„Besonnenheit statt Zündelei – Flüchtlinge in Leipzig willkommen heißen“

BÜNDNIS 90/ DIE GRÜNEN Leipzig nehmen die aktuellen Diskussionen rund um das Thema Flüchtlinge zum Anlass alle demokratischen Parteien zur Besonnenheit aufzurufen und alle Menschen der Stadt zu bitten, Flüchtlinge willkommen zu heißen und deutlich zu machen, dass Gemeinsinn und Menschlichkeit Leipziger Tugenden sind.

„Zu den Werten der Nächstenliebe und Menschlichkeit, gibt es in der Demokratie keine Alternative“, erklärt Jürgen Kasek, Vorstandssprecher des Kreisverbandes. „Die Menschen, die als Geflüchtete zu uns kommen, sind aus Elend und Not, vor realen Bedrohungen von Leib und Leben geflohen. Unsere Aufgabe als Menschen ist es, diesen in Not geratenen Menschen zu helfen.“

Genau vor diesem Hintergrund muss mit Sorge betrachtet werden, dass Parteien des Stadtrates mit diesem Thema Wahlkampf machen. Wenn mit dem eindeutig negativ besetzten Begriff der „Asylanten“ hantiert wird, wenn gleichzeitig davon gesprochen wird, dass es Sozialleistungsempfängern in Leipzig zu gut gehe, dann sind das offensichtlich nur polemische Versuche, sich zu Lasten der Schwächeren unserer Gesellschaft zu profilieren – ohne sich dabei der möglichen Folgen bewusst zu werden.

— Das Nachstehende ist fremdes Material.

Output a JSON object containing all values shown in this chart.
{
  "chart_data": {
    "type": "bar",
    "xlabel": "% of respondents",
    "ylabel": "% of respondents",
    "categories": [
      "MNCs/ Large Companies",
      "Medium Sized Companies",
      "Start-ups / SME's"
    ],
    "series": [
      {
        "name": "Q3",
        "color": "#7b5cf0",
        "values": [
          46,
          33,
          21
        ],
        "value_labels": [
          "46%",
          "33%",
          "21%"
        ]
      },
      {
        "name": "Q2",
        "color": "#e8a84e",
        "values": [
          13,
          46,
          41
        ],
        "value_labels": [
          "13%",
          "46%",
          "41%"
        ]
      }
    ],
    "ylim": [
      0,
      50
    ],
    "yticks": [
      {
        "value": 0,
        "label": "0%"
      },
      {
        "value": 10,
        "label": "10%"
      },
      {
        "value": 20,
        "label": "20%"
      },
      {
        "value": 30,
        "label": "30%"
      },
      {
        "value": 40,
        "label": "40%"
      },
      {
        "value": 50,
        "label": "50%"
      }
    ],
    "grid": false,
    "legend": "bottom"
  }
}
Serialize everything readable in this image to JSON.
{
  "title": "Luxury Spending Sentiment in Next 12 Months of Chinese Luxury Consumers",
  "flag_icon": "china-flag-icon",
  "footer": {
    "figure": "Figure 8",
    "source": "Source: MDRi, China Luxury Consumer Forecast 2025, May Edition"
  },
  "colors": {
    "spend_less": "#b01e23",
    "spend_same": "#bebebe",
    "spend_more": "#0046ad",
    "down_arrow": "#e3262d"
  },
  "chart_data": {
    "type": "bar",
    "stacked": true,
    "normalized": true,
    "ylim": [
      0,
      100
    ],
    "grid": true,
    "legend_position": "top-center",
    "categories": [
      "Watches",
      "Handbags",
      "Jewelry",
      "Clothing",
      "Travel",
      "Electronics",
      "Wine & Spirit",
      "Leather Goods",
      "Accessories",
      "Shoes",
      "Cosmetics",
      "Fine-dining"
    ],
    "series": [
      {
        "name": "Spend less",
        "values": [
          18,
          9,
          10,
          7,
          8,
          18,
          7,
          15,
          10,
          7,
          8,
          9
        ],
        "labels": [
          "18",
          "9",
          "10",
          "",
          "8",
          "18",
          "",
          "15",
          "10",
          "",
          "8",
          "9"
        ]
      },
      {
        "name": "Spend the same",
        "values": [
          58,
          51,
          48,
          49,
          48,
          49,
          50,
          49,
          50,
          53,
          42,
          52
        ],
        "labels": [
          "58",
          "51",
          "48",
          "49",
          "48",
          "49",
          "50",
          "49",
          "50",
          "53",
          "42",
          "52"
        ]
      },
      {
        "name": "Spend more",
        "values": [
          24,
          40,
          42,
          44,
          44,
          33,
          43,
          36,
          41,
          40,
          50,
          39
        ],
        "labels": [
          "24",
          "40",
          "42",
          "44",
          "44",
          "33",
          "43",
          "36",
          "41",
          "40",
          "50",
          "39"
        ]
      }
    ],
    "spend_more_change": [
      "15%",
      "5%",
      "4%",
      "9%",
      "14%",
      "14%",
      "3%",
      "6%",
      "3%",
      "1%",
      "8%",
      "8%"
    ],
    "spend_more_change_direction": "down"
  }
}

„Wer in dieser Situation die Menschen nicht ernst nimmt und stattdessen mit den Sorgen der Menschen spielt, der verrät unsere demokratischen Werte, bedient rassistische Ressentiments und spielt mit dem Feuer. Davor können wir nur warnen.“, ergänzt Petra Cagalj Sejdi, Vorstandssprecherin der Leipziger GRÜNEN.

„Gerade jetzt entscheidet sich wie weltoffen und tolerant unsere Stadt Leipzig und wir als Einwohner sind. Gerade jetzt müssen wir zeigen, dass unsere Anteilnahme all jenen gehört die fliehen mussten und nun in Deutschland Schutz suchen. Leipzig ist eine große Stadt. Eine Stadt in der die Werte der Menschlichkeit eine lange Tradition haben, eine Stadt, die immer durch ihre Bürger gestaltet wurde. In der Diskussion zu Flüchtlingen in Leipzig ist zu trennen, zwischen einer notwendigen Kritik an der Verwaltung und der deutlichen Aussage, dass Flüchtlinge in Leipzig willkommen sind. Diese Willkommenskultur, die bislang fehlt, ist die beste Grundlage gegen Vorurteile.“, so Kasek weiter.

In der aktuellen Situation wird aber auch deutlich, dass es eine Anfälligkeit für Vorurteile gibt und eine Bereitschaft der Abwertung von anderen Menschen, gerade von Menschen die auf Hilfe angewiesen sind. Bildung allein schützt dabei nicht. Die Stadt, die Parteien und alle gesellschaftlichen Träger in Leipzig müssen gemeinsam ihre Verantwortung wahrnehmen. Wir als Gesellschaft müssen dafür Sorge tragen, dass sich bei uns keine menschenfeindliche Kultur breitmacht. Dagegen hilft nur ein deutlicher Konsens aller Menschen und das Eintreten für die Werte der Menschlichkeit und Demokratie.